Streaming LLM Responses: Stop Making Users Wait

Nothing kills UX faster then a loading spinner that spins for 10 seconds. LLM responses take time, but users dont need to wait for the full response before seeing something.

Stream it.

The Difference

Users see text appearing in ~100ms instead of staring at nothing for 8 seconds.
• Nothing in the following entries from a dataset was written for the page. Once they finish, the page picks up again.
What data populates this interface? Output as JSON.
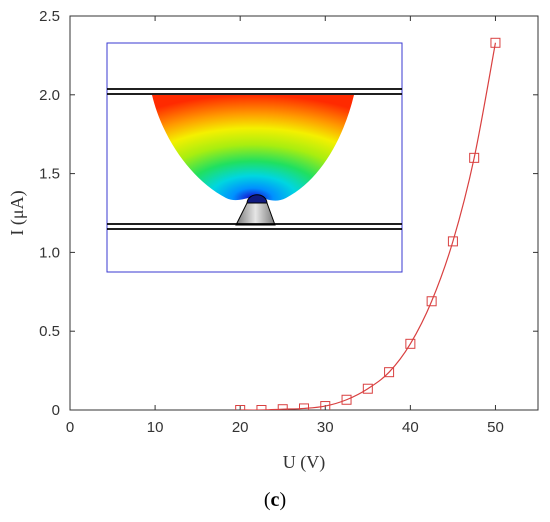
{
  "panel_label": {
    "open": "(",
    "letter": "c",
    "close": ")"
  },
  "chart_data": {
    "type": "line",
    "xlabel": "U (V)",
    "ylabel": "I (μA)",
    "xlim": [
      0,
      55
    ],
    "ylim": [
      0,
      2.5
    ],
    "x_ticks": [
      0,
      10,
      20,
      30,
      40,
      50
    ],
    "y_ticks": [
      0,
      0.5,
      1.0,
      1.5,
      2.0,
      2.5
    ],
    "y_tick_labels": [
      "0",
      "0.5",
      "1.0",
      "1.5",
      "2.0",
      "2.5"
    ],
    "grid": false,
    "legend": "none",
    "series": [
      {
        "marker": "square",
        "color": "#d94040",
        "x": [
          20,
          22.5,
          25,
          27.5,
          30,
          32.5,
          35,
          37.5,
          40,
          42.5,
          45,
          47.5,
          50
        ],
        "y": [
          0.0,
          0.0,
          0.005,
          0.01,
          0.025,
          0.065,
          0.135,
          0.24,
          0.42,
          0.69,
          1.07,
          1.6,
          2.33
        ]
      }
    ],
    "inset": {
      "type": "image",
      "subject": "electric-field-simulation"
    }
  }
}
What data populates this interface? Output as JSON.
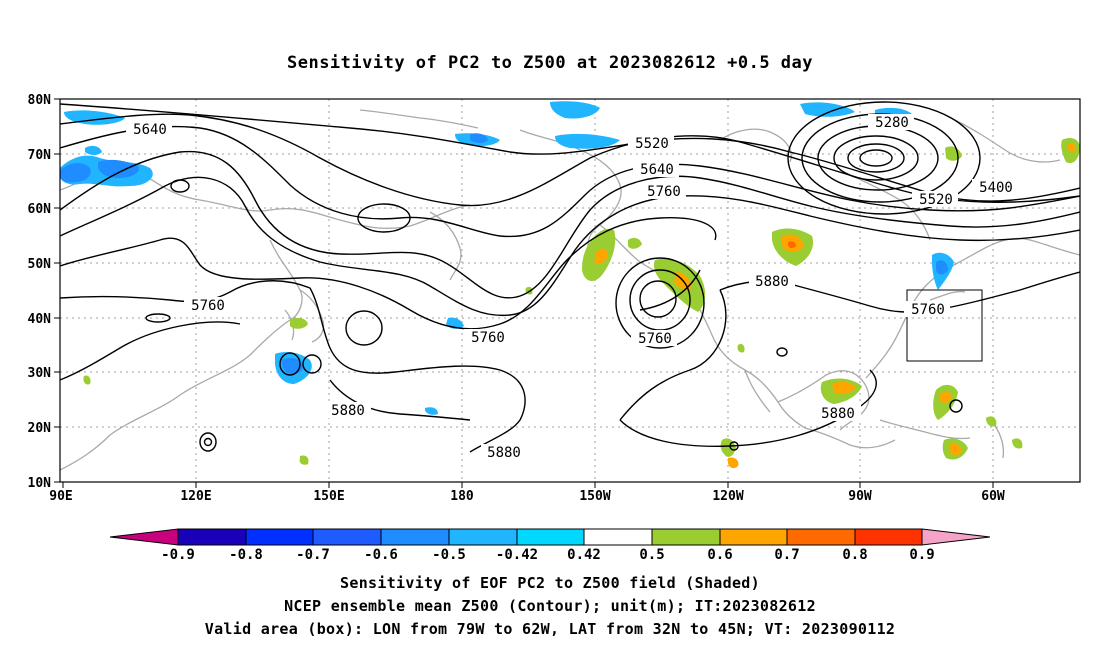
{
  "title": "Sensitivity of PC2 to Z500 at 2023082612 +0.5 day",
  "lat_labels": [
    "80N",
    "70N",
    "60N",
    "50N",
    "40N",
    "30N",
    "20N",
    "10N"
  ],
  "lon_labels": [
    "90E",
    "120E",
    "150E",
    "180",
    "150W",
    "120W",
    "90W",
    "60W"
  ],
  "contour_labels": [
    "5640",
    "5520",
    "5640",
    "5760",
    "5280",
    "5400",
    "5520",
    "5760",
    "5760",
    "5880",
    "5760",
    "5880",
    "5880",
    "5880",
    "5760"
  ],
  "colorbar": {
    "ticks": [
      "-0.9",
      "-0.8",
      "-0.7",
      "-0.6",
      "-0.5",
      "-0.42",
      "0.42",
      "0.5",
      "0.6",
      "0.7",
      "0.8",
      "0.9"
    ],
    "colors": [
      "#c8007e",
      "#1a00b8",
      "#0030ff",
      "#1f5cff",
      "#1f8cff",
      "#21b4ff",
      "#00d8ff",
      "#ffffff",
      "#9acd32",
      "#ffa500",
      "#ff6a00",
      "#ff3300",
      "#ff0000",
      "#f5a3c8"
    ]
  },
  "captions": [
    "Sensitivity of EOF PC2 to Z500 field (Shaded)",
    "NCEP ensemble mean Z500 (Contour); unit(m); IT:2023082612",
    "Valid area (box): LON from 79W to 62W, LAT from 32N to 45N; VT: 2023090112"
  ]
}
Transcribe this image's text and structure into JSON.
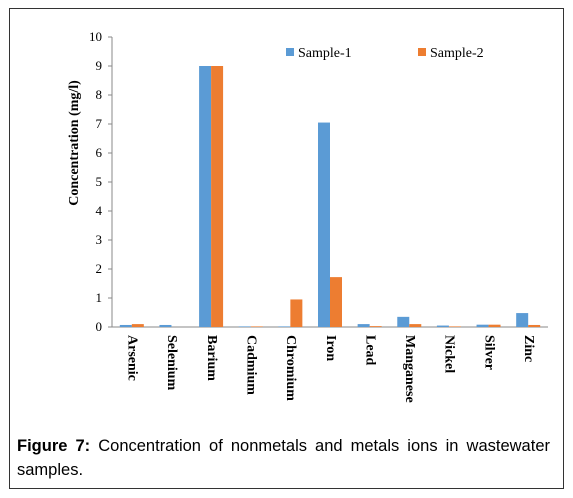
{
  "chart_data": {
    "type": "bar",
    "y_label": "Concentration (mg/l)",
    "categories": [
      "Arsenic",
      "Selenium",
      "Barium",
      "Cadmium",
      "Chromium",
      "Iron",
      "Lead",
      "Manganese",
      "Nickel",
      "Silver",
      "Zinc"
    ],
    "series": [
      {
        "name": "Sample-1",
        "color": "#5b9bd5",
        "values": [
          0.07,
          0.07,
          9,
          0.02,
          0.02,
          7.05,
          0.1,
          0.35,
          0.05,
          0.08,
          0.48
        ]
      },
      {
        "name": "Sample-2",
        "color": "#ed7d31",
        "values": [
          0.1,
          0,
          9,
          0.02,
          0.95,
          1.72,
          0.03,
          0.1,
          0.02,
          0.08,
          0.07
        ]
      }
    ],
    "ylim": [
      0,
      10
    ],
    "yticks": [
      0,
      1,
      2,
      3,
      4,
      5,
      6,
      7,
      8,
      9,
      10
    ],
    "grid": false,
    "legend": "top"
  },
  "caption": {
    "label": "Figure 7:",
    "text": "Concentration of nonmetals and metals ions in wastewater samples."
  }
}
Same total time, way better experience.

Basic Implementation

// Server: stream from LLM
async function* generateStream(prompt: string) {
  const response = await openai.chat.completions.create({
    model: "gpt-4",
    messages: [{ role: "user", content: prompt }],
    stream: true
  });

  for await (const chunk of response) {
    const content = chunk.choices[0]?.delta?.content;
    if (content) yield content;
  }
}

// API route (Next.js App Router)
export async function POST(req: Request) {
  const { prompt } = await req.json();

  const stream = new ReadableStream({
    async start(controller) {
      for await (const chunk of generateStream(prompt)) {
        controller.enqueue(new TextEncoder().encode(chunk));
      }
      controller.close();
    }
  });

  return new Response(stream, {
    headers: { "Content-Type": "text/plain; charset=utf-8" }
  });
}

Client Side

async function streamResponse(prompt: string) {
  const response = await fetch("/api/chat", {
    method: "POST",
    body: JSON.stringify({ prompt })
  });

  const reader = response.body?.getReader();
  const decoder = new TextDecoder();

  let fullText = "";

  while (reader) {
    const { done, value } = await reader.read();
    if (done) break;

    const chunk = decoder.decode(value);
    fullText += chunk;

    // Update UI immediately
    setMessage(fullText);
  }
}

Even Simpler: Vercel AI SDK

If you use Next.js, the AI SDK handles all of this:

// app/api/chat/route.ts
import { streamText } from "ai";
import { openai } from "@ai-sdk/openai";

export async function POST(req: Request) {
  const { messages } = await req.json();

  const result = streamText({
    model: openai("gpt-4"),
    messages
  });

  return result.toDataStreamResponse();
}

// Client
import { useChat } from "ai/react";

function Chat() {
  const { messages, input, handleSubmit, handleInputChange } = useChat();

  return (
    <div>
      {messages.map(m => <div key={m.id}>{m.content}</div>)}
      <form onSubmit={handleSubmit}>
        <input value={input} onChange={handleInputChange} />
      </form>
    </div>
  );
}

Thats it. Streaming just works.

Gotchas

1. Cant stream JSON easily

Streaming returns chunks of text. If you need structured data, either:

Stream the response, then parse at the end
Use partial JSON parsing (experimental)
Dont stream for that endpoint

2. Error handling is different

Errors can happen mid-stream. Handle them:

try {
  for await (const chunk of response) {
    // ...
  }
} catch (err) {
  // Connection dropped, token limit, etc.
  setError("Response interrupted");
}

3. Tool calls complicate things

If your agent uses tools, streaming gets trickier. The AI SDK handles this, but rolling your own requires buffering tool call chunks.

When to Stream

Chat interfaces: Always stream
Long-form content: Always stream
API returns JSON: Dont stream
Very short responses: Doesnt matter much

Streaming makes slow things feel fast. If your LLM calls take more than a second or two, stream them. Your users will thank you.